Kenya’s banking industry has been at the centre of intense debate in recent months following growing interest in NCBA Group PLC. What started as quiet talks with one foreign lender has now developed into a clear takeover proposal from another, pointing to rising appetite for Kenyan financial institutions by major African banks.
The developments signal a possible shift in the region’s banking structure, with consolidation now moving from speculation to action.
Towards the end of 2025, reports emerged suggesting that Standard Bank Group, Africa’s largest lender by assets, was exploring a possible merger with NCBA through its Kenyan unit, Stanbic Holdings.
Sources indicated that internal approvals had been secured to begin talks, with analysts noting that such a deal could have created Kenya’s third-largest bank by assets, controlling a combined balance sheet of about KSh1.1 trillion.
Market reaction was swift. NCBA’s share price jumped to record levels as investors priced in the potential deal. However, both banks avoided public comment, and Stanbic later downplayed the reports, calling them market speculation. The talks eventually failed to produce a firm offer.
In January 2026, the story took a decisive turn. Nedbank Group Limited formally submitted a tender offer to acquire roughly 66 per cent of NCBA’s shares.
Under the proposal, NCBA is valued at about 1.4 times its book value.
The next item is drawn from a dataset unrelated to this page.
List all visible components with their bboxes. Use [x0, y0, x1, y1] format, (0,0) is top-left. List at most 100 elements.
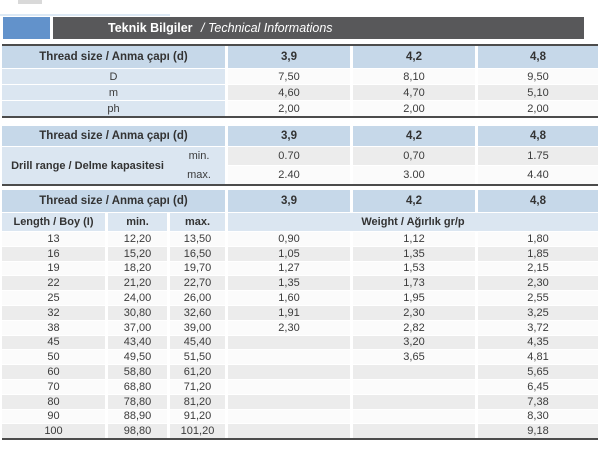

Shareholders willing to participate would receive part of the payment in cash, while the larger portion would be settled through newly issued Nedbank shares listed in Johannesburg.
If approved, NCBA would operate as a majority-owned Nedbank subsidiary, while the remaining shares would continue trading on the Nairobi Securities Exchange.
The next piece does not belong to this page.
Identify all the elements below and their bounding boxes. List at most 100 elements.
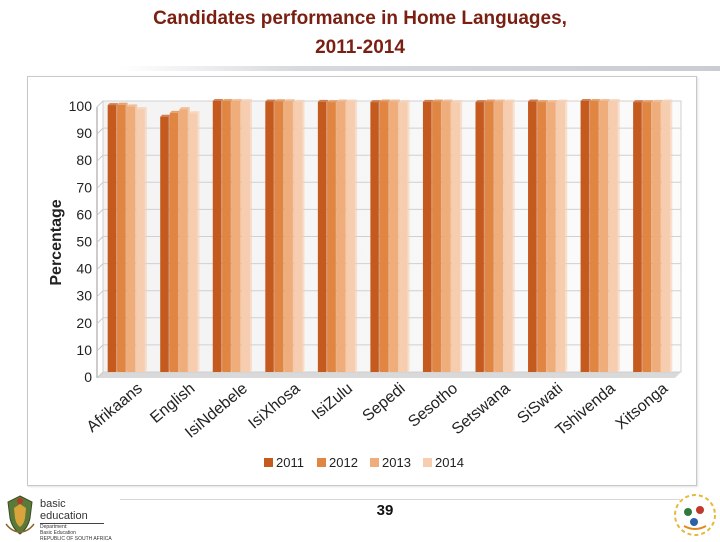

Nedbank’s bid reflects a broader push by South African lenders to expand beyond their traditional markets. By partnering with NCBA, Nedbank gains access to an established East African network with operations across several countries.
The structure of the offer also preserves NCBA’s local identity. Management, branding, and the Kenyan stock market listing would remain in place, a move seen as key to maintaining customer trust and regulatory goodwill.
The shift from informal discussions to a formal takeover bid highlights Kenya’s rising status as a financial hub. Strong institutions, expanding digital banking, and regional trade links continue to attract foreign investors looking for long-term growth.
Large banks are increasingly seeking scale to compete across borders, and acquisitions are becoming the fastest route to achieve this goal.
Unlike the earlier Standard Bank talks, Nedbank’s proposal now moves into the approval phase. Regulators in both Kenya and South Africa must review the transaction before it can proceed. If cleared, the deal could take between six and nine months to complete.
For shareholders and the wider market, the offer provides a clear choice backed by firm terms. Should it go through, the takeover would rank among the most significant cross-border banking deals in East Africa and could trigger further consolidation across the sector.